We use cookies and similar technologies to enhance your experience. You can control cookie settings through your browser preferences. You can also opt out of analytics cookies by adjusting your settings in the app or your browser. Types of cookies we use:

  • Essential Cookies: Required for basic functionality
  • Analytics Cookies: Help us understand usage patterns
  • Preference Cookies: Remember your settings and preferences

9. International Data Transfers

Your information may be transferred to and processed in countries other than your own. We ensure appropriate safeguards are in place for such transfers, including:

  • Standard Contractual Clauses (SCCs)
  • Adequacy decisions by relevant authorities
  • Other appropriate transfer mechanisms

9.1 AI Processing Disclosure

Conversations you have with our platform are processed by OpenAI’s API to generate responses. These conversations may be stored temporarily by OpenAI for abuse monitoring and research, as described in their privacy policy.
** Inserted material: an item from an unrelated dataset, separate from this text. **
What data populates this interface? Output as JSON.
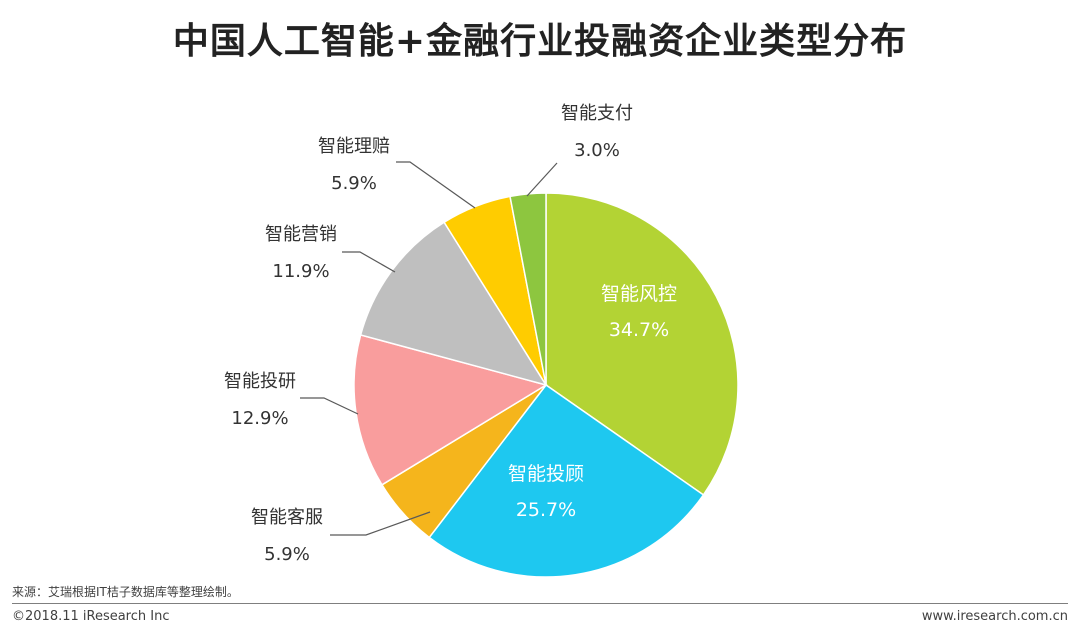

We take care to minimize personal information sent to third-party AI providers.

10. Children's Privacy

Our Service is not intended for children under 13 years of age. We do not knowingly collect personal information from children under 13. If you are a parent or guardian and believe your child has provided us with personal information, please contact us.

11. Changes to This Privacy Policy

We may update this Privacy Policy from time to time. We will notify you of any changes by posting the new Privacy Policy on this page and updating the "Last updated" date. We encourage you to review this Privacy Policy periodically.

12. Contact Us

If you have any questions about this Privacy Policy or wish to exercise your rights, please contact us:

Email: support@deepdive.so

Data Protection Officer: support@deepdive.so

Website: https://www.deepdive.so

For EU residents, you also have the right to lodge a complaint with your local data protection authority.